The Boston Chinese started pumping his knee, nervous, fearful because the Chinese cop wasn’t helping him.
“Then you’d need to raise bail,” Jack added, “and your Boston shit is going to get screwed by your being busted in New York. At the very least, you’d have a lot of explaining to do back home.”
“Look, help me out, huh?” Desperate now.
“Tell me why I should,” Jack challenged. “Because we’re Chinese?” Raising the ante. “Because what?”
“Because I got something that maybe can help you?”
“Yeah, and what’s that?”
“There’s someone missing from that shoot-out. A punk-ass named Eddie, right?” There was a hopeful tone in his voice.
“How do you know that?” asked Jack, raising an eyebrow.
“He’s with the dailo’s crew. And no one’s seen him since.”
Jack was quiet a moment. He’d suspected that Eddie Ng had been one of the shooters, but it was all circumstantial.
“So you know where he is?”
“Something like that.”
“Don’t fuck with me, boy,” snapped Jack.
“Help me out?”
“Talk,” Jack waited.
“He’s from Seattle.” The kid’s words followed a deep sigh. “My cousin mentioned it last year.” Both of his knees were pumping now.
“Where in Seattle?”
“That’s all I know. Chinatown, maybe.”
“Maybe? There’s a lot of Chinese in Seattle, boy.”
“That’s all I know. Please.”
Jack shook his head in disbelief, and left the kid in the room. The uniformed cop gave Jack the kid’s driver’s license while he sweated it out. Jack took the information and ran it for priors and warrants as he reviewed the OTB shoot-out case file.
The reports had tallied up six dead near OTB; five were confirmed Ghost gangbangers, and the sixth was an old Chinese man who’d happened to be in the wrong place at the wrong time and caught himself a cardiac.
The final victim was the Ghost Legion dailo himself, Lucky, who might never regain conciousness.
Seattle PD already had Eddie’s juvenile mug shot that Jack had forwarded via the Wanted posters, but if they focused on Eddie’s height of four foot seven, they’d have a better chance of spotting him. There were a lot of short Chinese around, but not too many that short.
Jack decided he’d give Seattle PD a reach-out and a heads-up, see if Eddie turned up in the older West Coast Chinatown.
Priors and Warrants came up negative for the Boston Chinese kid.

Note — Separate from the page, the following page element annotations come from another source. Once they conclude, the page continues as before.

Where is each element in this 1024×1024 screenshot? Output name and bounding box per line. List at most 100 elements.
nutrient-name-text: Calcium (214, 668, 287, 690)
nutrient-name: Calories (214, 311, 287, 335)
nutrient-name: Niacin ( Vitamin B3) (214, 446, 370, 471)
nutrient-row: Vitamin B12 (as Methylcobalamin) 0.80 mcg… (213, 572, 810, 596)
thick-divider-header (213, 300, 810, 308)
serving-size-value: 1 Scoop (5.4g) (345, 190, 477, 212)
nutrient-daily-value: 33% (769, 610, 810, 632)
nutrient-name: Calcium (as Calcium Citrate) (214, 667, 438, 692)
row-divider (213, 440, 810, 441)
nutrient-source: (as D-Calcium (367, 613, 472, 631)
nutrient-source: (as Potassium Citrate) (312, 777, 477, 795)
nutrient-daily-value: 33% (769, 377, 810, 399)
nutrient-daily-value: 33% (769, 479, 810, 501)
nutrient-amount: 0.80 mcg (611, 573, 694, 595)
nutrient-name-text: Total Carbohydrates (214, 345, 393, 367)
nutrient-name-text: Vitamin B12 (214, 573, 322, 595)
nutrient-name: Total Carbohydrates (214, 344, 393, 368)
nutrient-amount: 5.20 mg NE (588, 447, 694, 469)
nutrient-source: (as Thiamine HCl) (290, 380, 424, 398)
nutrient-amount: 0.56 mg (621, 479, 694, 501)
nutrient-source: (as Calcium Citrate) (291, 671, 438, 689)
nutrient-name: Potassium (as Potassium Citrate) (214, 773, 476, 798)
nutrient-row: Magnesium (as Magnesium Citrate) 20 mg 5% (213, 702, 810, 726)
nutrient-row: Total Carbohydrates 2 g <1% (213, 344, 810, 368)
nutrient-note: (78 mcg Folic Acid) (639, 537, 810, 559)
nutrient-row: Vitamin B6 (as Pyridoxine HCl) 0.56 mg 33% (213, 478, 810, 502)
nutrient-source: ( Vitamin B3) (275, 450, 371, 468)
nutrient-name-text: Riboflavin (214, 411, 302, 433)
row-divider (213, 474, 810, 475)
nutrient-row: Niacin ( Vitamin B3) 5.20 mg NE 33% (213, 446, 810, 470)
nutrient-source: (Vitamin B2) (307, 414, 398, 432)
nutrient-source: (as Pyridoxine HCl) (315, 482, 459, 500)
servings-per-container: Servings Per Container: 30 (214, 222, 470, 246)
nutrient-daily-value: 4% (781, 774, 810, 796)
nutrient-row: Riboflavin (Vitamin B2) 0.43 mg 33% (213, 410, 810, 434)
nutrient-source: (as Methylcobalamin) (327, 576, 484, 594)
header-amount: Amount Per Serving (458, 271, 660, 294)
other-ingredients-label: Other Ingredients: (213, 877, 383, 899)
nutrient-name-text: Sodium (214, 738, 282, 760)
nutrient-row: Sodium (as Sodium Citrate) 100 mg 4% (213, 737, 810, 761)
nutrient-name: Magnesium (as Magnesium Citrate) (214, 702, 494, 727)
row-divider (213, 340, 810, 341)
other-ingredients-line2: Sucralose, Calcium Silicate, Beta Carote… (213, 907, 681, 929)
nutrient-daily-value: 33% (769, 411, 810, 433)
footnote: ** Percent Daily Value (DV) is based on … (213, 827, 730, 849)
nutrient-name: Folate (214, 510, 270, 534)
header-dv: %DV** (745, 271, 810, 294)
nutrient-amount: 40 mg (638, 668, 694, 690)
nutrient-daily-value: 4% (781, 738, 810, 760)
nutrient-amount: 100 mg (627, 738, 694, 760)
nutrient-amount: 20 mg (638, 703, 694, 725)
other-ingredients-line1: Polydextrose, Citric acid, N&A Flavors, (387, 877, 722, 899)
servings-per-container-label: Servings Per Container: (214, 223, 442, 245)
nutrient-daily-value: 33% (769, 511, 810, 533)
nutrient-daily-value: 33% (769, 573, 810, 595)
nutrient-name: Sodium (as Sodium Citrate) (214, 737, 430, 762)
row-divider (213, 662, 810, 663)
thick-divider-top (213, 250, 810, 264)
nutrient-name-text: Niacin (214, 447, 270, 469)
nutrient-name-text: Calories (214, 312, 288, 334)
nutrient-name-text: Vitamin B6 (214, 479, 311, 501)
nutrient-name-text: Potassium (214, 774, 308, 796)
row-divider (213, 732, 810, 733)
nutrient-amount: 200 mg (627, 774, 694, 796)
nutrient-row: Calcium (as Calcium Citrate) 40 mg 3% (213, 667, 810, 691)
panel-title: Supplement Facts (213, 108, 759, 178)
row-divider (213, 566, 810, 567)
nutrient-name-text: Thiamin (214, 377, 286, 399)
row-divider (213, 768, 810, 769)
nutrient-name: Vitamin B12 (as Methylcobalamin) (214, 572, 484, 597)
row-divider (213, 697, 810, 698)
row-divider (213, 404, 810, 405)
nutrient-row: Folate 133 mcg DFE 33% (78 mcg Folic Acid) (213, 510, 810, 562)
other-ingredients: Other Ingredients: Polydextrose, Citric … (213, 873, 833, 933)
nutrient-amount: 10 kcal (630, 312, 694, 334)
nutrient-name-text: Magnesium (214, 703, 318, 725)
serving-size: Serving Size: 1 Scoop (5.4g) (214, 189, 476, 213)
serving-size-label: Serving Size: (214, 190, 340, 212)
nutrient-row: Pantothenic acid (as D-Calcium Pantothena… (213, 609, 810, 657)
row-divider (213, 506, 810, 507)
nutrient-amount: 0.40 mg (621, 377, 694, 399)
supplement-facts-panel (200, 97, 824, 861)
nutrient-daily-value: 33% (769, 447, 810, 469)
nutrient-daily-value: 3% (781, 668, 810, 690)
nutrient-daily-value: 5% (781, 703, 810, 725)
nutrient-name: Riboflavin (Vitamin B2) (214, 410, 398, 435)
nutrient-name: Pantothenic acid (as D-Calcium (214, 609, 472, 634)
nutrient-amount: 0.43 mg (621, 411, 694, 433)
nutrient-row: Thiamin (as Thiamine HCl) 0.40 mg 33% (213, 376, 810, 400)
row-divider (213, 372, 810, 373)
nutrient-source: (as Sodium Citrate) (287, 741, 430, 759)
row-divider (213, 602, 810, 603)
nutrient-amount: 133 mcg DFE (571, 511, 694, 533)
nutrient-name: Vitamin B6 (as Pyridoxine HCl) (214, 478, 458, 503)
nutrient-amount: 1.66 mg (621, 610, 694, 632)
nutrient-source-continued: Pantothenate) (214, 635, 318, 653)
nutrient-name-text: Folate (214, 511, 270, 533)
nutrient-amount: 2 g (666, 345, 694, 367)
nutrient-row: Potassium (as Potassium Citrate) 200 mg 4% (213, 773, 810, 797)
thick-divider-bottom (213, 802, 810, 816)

Jack had already figured the arrest was a “meatball” bust anyway, with an overzealous cop trying to make a weapons-possession rap off a questionable traffic stop, a case that’d probably be tossed by a grand jury, more waste of taxpayer money and time.
Jack went back into the room.
The kid’s eyes were big, scared, hoping against hope.
“First thing,” Jack said. “You can forget about getting the knife back.” He flipped the driver’s license onto the table and the kid sat straight up. “Second,” Jack continued, “Don’t come down here again.” He tossed him his Red Sox cap. “Next time they’ll grab you for ‘driving while Chinese.’ Know what I’m saying?”
The kid jumped up and practically kowtowed to Jack all the way out the door. Jack heard his footsteps bounding down the stairs to freedom.
Putting away the OTB shoot-out case file, Jack decided to give Billy Bow a call.